You have come across one of the drawbacks of Linux that they don’t tell you about. USB wireless network support (and wireless in general) is pretty piss poor on Linux. Some devices will work out of the box and some never will. If it’s a particularly old and uncommon wireless adapter, you’re pretty much SOL. You may be able to find a driver that’s been adapted by someone, but unless you’re a Linux geek, you have about a snowball’s chance in hell of getting it installed (which sometimes requires recompiling the kernel).
This site covers all the wireless adapters currently supported on Linux. Notice that the devices listed refer to the chipset rather than the brand of adapter. You’d have to search the make and model of your wireless device to find the chipset it uses, then find out if that chipset driver is already installed on your boot drive. If it is, then you may have to manually enable Linux’s network access on that device.
I would strongly suggest trying out the live boot Xubuntu distro – if the wireless device isn’t supported, only then would I suggest you attempt to go down the above route.
Found the Window driver-faker thing in the menu, but the driver I found for my wireless adapter it does not like.
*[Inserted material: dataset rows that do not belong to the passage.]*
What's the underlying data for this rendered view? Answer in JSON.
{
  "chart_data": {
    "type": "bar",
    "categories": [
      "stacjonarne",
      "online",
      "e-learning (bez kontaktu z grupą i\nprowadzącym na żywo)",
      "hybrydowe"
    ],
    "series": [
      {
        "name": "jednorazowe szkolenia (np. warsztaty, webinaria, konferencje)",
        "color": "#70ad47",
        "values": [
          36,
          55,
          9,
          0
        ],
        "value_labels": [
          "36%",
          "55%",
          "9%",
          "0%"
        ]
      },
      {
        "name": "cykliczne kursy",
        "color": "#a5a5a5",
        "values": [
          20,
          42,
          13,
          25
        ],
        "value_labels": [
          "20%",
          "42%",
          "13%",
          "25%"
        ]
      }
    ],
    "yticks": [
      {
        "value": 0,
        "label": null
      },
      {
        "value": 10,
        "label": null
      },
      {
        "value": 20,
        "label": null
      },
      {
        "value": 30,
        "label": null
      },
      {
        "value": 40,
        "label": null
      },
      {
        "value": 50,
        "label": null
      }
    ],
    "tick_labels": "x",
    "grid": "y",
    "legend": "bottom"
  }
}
I am about two seconds away from giving up and telling all my friends and family not to believe the Linux-is-for-normal-people hype.
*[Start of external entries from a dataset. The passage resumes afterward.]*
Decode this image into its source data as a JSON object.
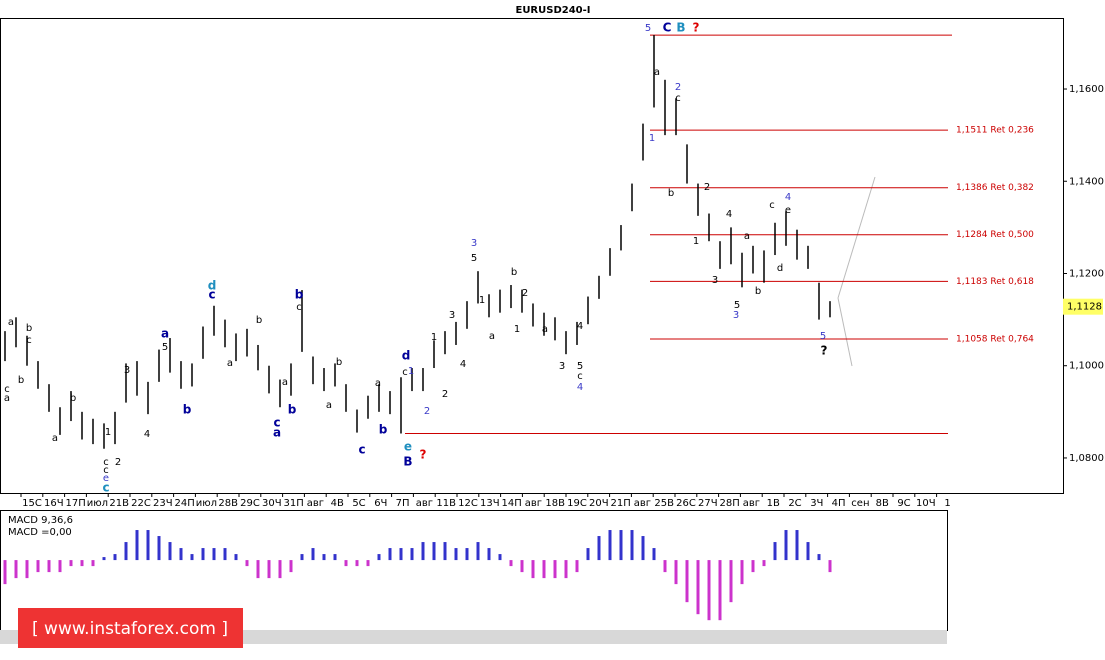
{
  "chart_data": [
    {
      "type": "ohlc",
      "title": "EURUSD240-I",
      "x_labels": [
        "15С",
        "16Ч",
        "17П",
        "июл",
        "21В",
        "22С",
        "23Ч",
        "24П",
        "июл",
        "28В",
        "29С",
        "30Ч",
        "31П",
        "авг",
        "4В",
        "5С",
        "6Ч",
        "7П",
        "авг",
        "11В",
        "12С",
        "13Ч",
        "14П",
        "авг",
        "18В",
        "19С",
        "20Ч",
        "21П",
        "авг",
        "25В",
        "26С",
        "27Ч",
        "28П",
        "авг",
        "1В",
        "2С",
        "3Ч",
        "4П",
        "сен",
        "8В",
        "9С",
        "10Ч",
        "1"
      ],
      "high": [
        1.1075,
        1.1105,
        1.1065,
        1.101,
        1.096,
        1.091,
        1.0945,
        1.09,
        1.0885,
        1.0875,
        1.09,
        1.1005,
        1.101,
        1.0965,
        1.1035,
        1.106,
        1.101,
        1.1005,
        1.1085,
        1.113,
        1.11,
        1.107,
        1.108,
        1.1045,
        1.1,
        1.097,
        1.1005,
        1.1164,
        1.102,
        1.0995,
        1.1005,
        1.096,
        1.0905,
        1.0935,
        1.096,
        1.0945,
        1.0975,
        1.0995,
        1.0995,
        1.1055,
        1.1075,
        1.1095,
        1.114,
        1.1205,
        1.1155,
        1.1165,
        1.1175,
        1.1165,
        1.1135,
        1.1115,
        1.1105,
        1.1075,
        1.1095,
        1.115,
        1.1195,
        1.1255,
        1.1305,
        1.1395,
        1.1525,
        1.1717,
        1.162,
        1.158,
        1.148,
        1.1395,
        1.133,
        1.127,
        1.13,
        1.1245,
        1.126,
        1.125,
        1.131,
        1.1335,
        1.1295,
        1.126,
        1.118,
        1.114
      ],
      "low": [
        1.101,
        1.104,
        1.1,
        1.095,
        1.09,
        1.085,
        1.088,
        1.084,
        1.083,
        1.082,
        1.083,
        1.092,
        1.0935,
        1.0895,
        1.0965,
        1.0985,
        1.095,
        1.0955,
        1.1015,
        1.1065,
        1.104,
        1.101,
        1.102,
        1.099,
        1.094,
        1.091,
        1.0935,
        1.103,
        1.096,
        1.0945,
        1.0955,
        1.09,
        1.0855,
        1.0885,
        1.09,
        1.0895,
        1.0853,
        1.0945,
        1.0945,
        1.0995,
        1.1025,
        1.1045,
        1.108,
        1.1135,
        1.1105,
        1.1115,
        1.1125,
        1.1115,
        1.1085,
        1.1065,
        1.1055,
        1.1025,
        1.1045,
        1.109,
        1.1145,
        1.1195,
        1.125,
        1.1335,
        1.1445,
        1.156,
        1.15,
        1.15,
        1.1395,
        1.1325,
        1.127,
        1.121,
        1.122,
        1.117,
        1.12,
        1.118,
        1.124,
        1.126,
        1.123,
        1.121,
        1.11,
        1.1105
      ],
      "color": "#000000",
      "ylim": [
        1.0724,
        1.1754
      ],
      "yticks": [
        {
          "value": 1.08,
          "label": "1,0800"
        },
        {
          "value": 1.1,
          "label": "1,1000"
        },
        {
          "value": 1.12,
          "label": "1,1200"
        },
        {
          "value": 1.14,
          "label": "1,1400"
        },
        {
          "value": 1.16,
          "label": "1,1600"
        }
      ],
      "last_price": {
        "value": 1.1128,
        "label": "1,1128"
      },
      "hline_color": "#cc0000",
      "hlines": [
        {
          "value": 1.1717
        },
        {
          "value": 1.1511,
          "label": "1,1511 Ret 0,236"
        },
        {
          "value": 1.1386,
          "label": "1,1386 Ret 0,382"
        },
        {
          "value": 1.1284,
          "label": "1,1284 Ret 0,500"
        },
        {
          "value": 1.1183,
          "label": "1,1183 Ret 0,618"
        },
        {
          "value": 1.1058,
          "label": "1,1058 Ret 0,764"
        },
        {
          "value": 1.0853
        }
      ],
      "annotation_colors": {
        "black": "#000000",
        "blue": "#3a3ac8",
        "navy": "#000099",
        "teal": "#1f8fbf",
        "red": "#dd0000"
      },
      "annotations": [
        {
          "text": "5",
          "color": "blue"
        },
        {
          "text": "C",
          "color": "navy"
        },
        {
          "text": "B",
          "color": "teal"
        },
        {
          "text": "?",
          "color": "red"
        },
        {
          "text": "a",
          "color": "black"
        },
        {
          "text": "2",
          "color": "blue"
        },
        {
          "text": "c",
          "color": "black"
        },
        {
          "text": "1",
          "color": "blue"
        },
        {
          "text": "b",
          "color": "black"
        },
        {
          "text": "2",
          "color": "black"
        },
        {
          "text": "1",
          "color": "black"
        },
        {
          "text": "4",
          "color": "blue"
        },
        {
          "text": "c",
          "color": "black"
        },
        {
          "text": "e",
          "color": "black"
        },
        {
          "text": "4",
          "color": "black"
        },
        {
          "text": "a",
          "color": "black"
        },
        {
          "text": "d",
          "color": "black"
        },
        {
          "text": "3",
          "color": "black"
        },
        {
          "text": "b",
          "color": "black"
        },
        {
          "text": "5",
          "color": "black"
        },
        {
          "text": "3",
          "color": "blue"
        },
        {
          "text": "5",
          "color": "blue"
        },
        {
          "text": "?",
          "color": "black"
        },
        {
          "text": "a",
          "color": "black"
        },
        {
          "text": "b",
          "color": "black"
        },
        {
          "text": "c",
          "color": "black"
        },
        {
          "text": "b",
          "color": "black"
        },
        {
          "text": "c",
          "color": "black"
        },
        {
          "text": "a",
          "color": "black"
        },
        {
          "text": "b",
          "color": "black"
        },
        {
          "text": "a",
          "color": "black"
        },
        {
          "text": "1",
          "color": "black"
        },
        {
          "text": "c",
          "color": "black"
        },
        {
          "text": "c",
          "color": "black"
        },
        {
          "text": "e",
          "color": "blue"
        },
        {
          "text": "c",
          "color": "teal"
        },
        {
          "text": "2",
          "color": "black"
        },
        {
          "text": "3",
          "color": "black"
        },
        {
          "text": "4",
          "color": "black"
        },
        {
          "text": "a",
          "color": "navy"
        },
        {
          "text": "5",
          "color": "black"
        },
        {
          "text": "b",
          "color": "navy"
        },
        {
          "text": "d",
          "color": "teal"
        },
        {
          "text": "c",
          "color": "navy"
        },
        {
          "text": "b",
          "color": "black"
        },
        {
          "text": "a",
          "color": "black"
        },
        {
          "text": "b",
          "color": "navy"
        },
        {
          "text": "c",
          "color": "black"
        },
        {
          "text": "a",
          "color": "black"
        },
        {
          "text": "c",
          "color": "navy"
        },
        {
          "text": "a",
          "color": "navy"
        },
        {
          "text": "b",
          "color": "navy"
        },
        {
          "text": "b",
          "color": "black"
        },
        {
          "text": "a",
          "color": "black"
        },
        {
          "text": "c",
          "color": "navy"
        },
        {
          "text": "a",
          "color": "black"
        },
        {
          "text": "b",
          "color": "navy"
        },
        {
          "text": "d",
          "color": "navy"
        },
        {
          "text": "c",
          "color": "black"
        },
        {
          "text": "1",
          "color": "blue"
        },
        {
          "text": "e",
          "color": "teal"
        },
        {
          "text": "B",
          "color": "navy"
        },
        {
          "text": "?",
          "color": "red"
        },
        {
          "text": "2",
          "color": "blue"
        },
        {
          "text": "2",
          "color": "black"
        },
        {
          "text": "1",
          "color": "black"
        },
        {
          "text": "3",
          "color": "black"
        },
        {
          "text": "4",
          "color": "black"
        },
        {
          "text": "3",
          "color": "blue"
        },
        {
          "text": "5",
          "color": "black"
        },
        {
          "text": "1",
          "color": "black"
        },
        {
          "text": "a",
          "color": "black"
        },
        {
          "text": "b",
          "color": "black"
        },
        {
          "text": "2",
          "color": "black"
        },
        {
          "text": "1",
          "color": "black"
        },
        {
          "text": "a",
          "color": "black"
        },
        {
          "text": "3",
          "color": "black"
        },
        {
          "text": "5",
          "color": "black"
        },
        {
          "text": "4",
          "color": "black"
        },
        {
          "text": "c",
          "color": "black"
        },
        {
          "text": "4",
          "color": "blue"
        }
      ]
    },
    {
      "type": "bar",
      "title": "MACD 9,36,6",
      "subtitle": "MACD =0,00",
      "up_color": "#3333cc",
      "down_color": "#cc33cc",
      "ylim": [
        -0.0113,
        0.008
      ],
      "values": [
        -0.004,
        -0.003,
        -0.003,
        -0.002,
        -0.002,
        -0.002,
        -0.001,
        -0.001,
        -0.001,
        0.0005,
        0.001,
        0.003,
        0.005,
        0.005,
        0.004,
        0.003,
        0.002,
        0.001,
        0.002,
        0.002,
        0.002,
        0.001,
        -0.001,
        -0.003,
        -0.003,
        -0.003,
        -0.002,
        0.001,
        0.002,
        0.001,
        0.001,
        -0.001,
        -0.001,
        -0.001,
        0.001,
        0.002,
        0.002,
        0.002,
        0.003,
        0.003,
        0.003,
        0.002,
        0.002,
        0.003,
        0.002,
        0.001,
        -0.001,
        -0.002,
        -0.003,
        -0.003,
        -0.003,
        -0.003,
        -0.002,
        0.002,
        0.004,
        0.005,
        0.005,
        0.005,
        0.004,
        0.002,
        -0.002,
        -0.004,
        -0.007,
        -0.009,
        -0.01,
        -0.01,
        -0.007,
        -0.004,
        -0.002,
        -0.001,
        0.003,
        0.005,
        0.005,
        0.003,
        0.001,
        -0.002
      ]
    }
  ],
  "watermark": "[ www.instaforex.com ]"
}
ETA - downloading Xubuntu as we speak. But how does one pronounce it? X-ubuntu?
ETAA - and now I don’t know what I already have - there’s no file that says “Other Linux Distro” - I guess just the Windows one?
… aaaand Xubuntu is giving me the Xubuntu logo, which I assume means the same cryptic thing as the Ubuntu one does. Which is “Fuck this shit, I am going home”.
Dear techies: Fuck you. Fuck you long, and fuck you hard. I don’t care if you have your own pet operating systems, okay? Have a great time with that. But when you go around evangelizing and telling everybody that your grandma and your mailman and your toy poodle should use Linux because it’s not like it used to be and it’s totally accessible? That is a bald-faced lie and you should be ashamed of yourselves. I wanted a little project. I didn’t want to waste ten hours of my life on something that still doesn’t work, on something that I would never have tried if I hadn’t been convinced that, hey, it’s totally easy these days! This is bullshit and you will never, never, ten years from now when maybe it really is accessible to the masses, get me to try your brand of Flavor-Ade again.
Well, it hardly matters - Mint is no faster than the computer was before, and Xubuntu gives me the same problem as its big brother. So the one I can install I can’t seem to get the wireless to work on and totally don’t understand the page on how to do it, and I don’t care because there’s no improvement to my previous system, and the one that might go faster is a bunch of bullshit that hates me.